I am happy with the decision I made. However, I understand that it isn't the right decision for everyone. For me though, a very very very minor risk associated with giving the vaccine was worth it when compared to the potential risks associated with M, M and R diseases.

It is a contentious issue, and I just wanted to give my side of the argument. HTH

Our only experience of damage was stepbrother, obv no genetic link. There is no history of serious autoimmune conditions in our family, so we went for the MMR, both initial and booster. There is a history of Rheumatoid Arthritis which both my Grandmothers had, my Mum denies it but seems to, and I have tested positive for it.

Dh (who is a GP) was happy with this but was not happy with mercury in earlier jabs, luckily almost all of Scotland now has the thiermosil-free DTaP, or we would have been ordering it in for our DC. Our kids have also had a lot of other jabs due to our travelling - Rabies, Hep B, Typhoid and Hep A, boosters of tetanus. No vaccine trouble here. But we didn't get the MenC follow up as DH said it wasn't worth it, and wouldn't have had CP vaccine either. If I was considering pregnancy and hadn't had CP I would have the jag - luckily I had it as a kid.

Hi Colander, thanks for your response. Sorry I haven't got back to you earlier.

I very much agree with you about how all this is about making the best choice for one's individual children and respecting other people's choices.

I asked my original question because I understood from your previous post that reading the Lancet paper helped you to come to a decision. I was kind of surprised by this because i see this paper as being concerned with a highly specialised field in a very specific subset of children. That doesn't go to say that the findings published don't have implications for a wider population but we need more research on MMR safety in general I think considering how limited the manufacturer's original safety trials were.

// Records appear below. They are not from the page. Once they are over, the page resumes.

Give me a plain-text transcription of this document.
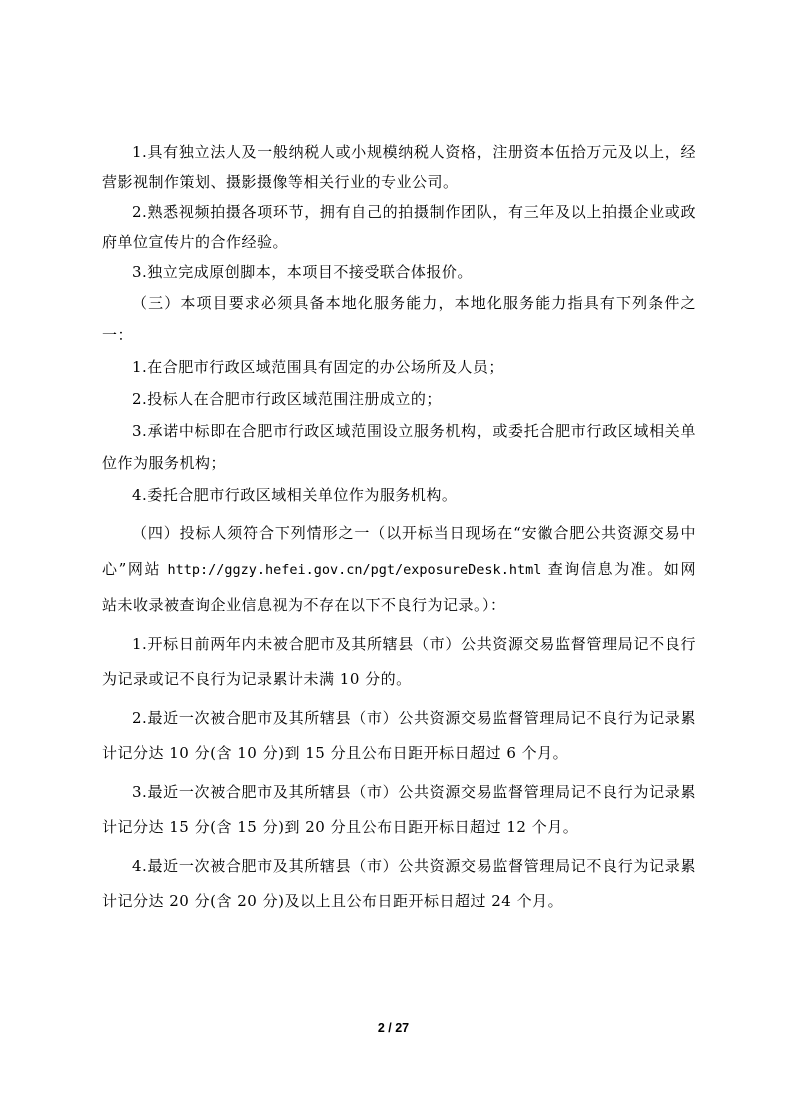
1.具有独立法人及一般纳税人或小规模纳税人资格，注册资本伍拾万元及以上，经营影视制作策划、摄影摄像等相关行业的专业公司。

2.熟悉视频拍摄各项环节，拥有自己的拍摄制作团队，有三年及以上拍摄企业或政府单位宣传片的合作经验。

3.独立完成原创脚本，本项目不接受联合体报价。

（三）本项目要求必须具备本地化服务能力，本地化服务能力指具有下列条件之一：

1.在合肥市行政区域范围具有固定的办公场所及人员；

2.投标人在合肥市行政区域范围注册成立的；

3.承诺中标即在合肥市行政区域范围设立服务机构，或委托合肥市行政区域相关单位作为服务机构；

4.委托合肥市行政区域相关单位作为服务机构。

（四）投标人须符合下列情形之一（以开标当日现场在“安徽合肥公共资源交易中心”网站 http://ggzy.hefei.gov.cn/pgt/exposureDesk.html 查询信息为准。如网站未收录被查询企业信息视为不存在以下不良行为记录。）：

1.开标日前两年内未被合肥市及其所辖县（市）公共资源交易监督管理局记不良行为记录或记不良行为记录累计未满 10 分的。

2.最近一次被合肥市及其所辖县（市）公共资源交易监督管理局记不良行为记录累计记分达 10 分(含 10 分)到 15 分且公布日距开标日超过 6 个月。

3.最近一次被合肥市及其所辖县（市）公共资源交易监督管理局记不良行为记录累计记分达 15 分(含 15 分)到 20 分且公布日距开标日超过 12 个月。

4.最近一次被合肥市及其所辖县（市）公共资源交易监督管理局记不良行为记录累计记分达 20 分(含 20 分)及以上且公布日距开标日超过 24 个月。

2 / 27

I agree with you that the Lancet paper was a small study (12 cases) and that no links were established. Seems to me that this was a piece of important preliminary research that asked more questions than it answered. I think this was the point of the paper, it was never made out to be conclusive (not possible in a small case study). Wakefield et al quite clearly stated that follow up research on a wider scale was imperative. Unfortunately that research was not done as Wakefield's funding was not continued.

It seems to me that often in this controversy Wakefield's Lancet paper comes up as the be all and end all of MMR/autism research. I find this bizarre as not only are there many other researchers working in the field but also the Lancet paper was only ever a small preliminary case study. I think to make decisions about MMR based on this one paper or to give it too much weight in the wider debate is misguided as it should have been one paper in a large series (I believe the second paper was published).

I do think the Lancet paper is incredibly important but it is highly regretable that the Royal Free team were not able to continue their investigation as had been their original intention.

Fortunately Dr Wakefield has been able to continue his work at Thoughtful House in the US despite being the victim of a shameful media smear campaign and political witchhunt in the UK.

Although the Lancet paper only examined 12 cases there are thousands of children whose parents have reported serious problems following MMR vaccination. There are nearly 5000 cases awaiting decisions at the Autism Omnibus in the US for example. There were over 1000 involved in the UK litigation until their legal aid was withdrawn (in highly dubious circumstances).

All of these parents have repeatedly asked for their children to be examined and studied in order to find out what has happened to them. I find the government's continued refusal to do so shameful and speaks volumes.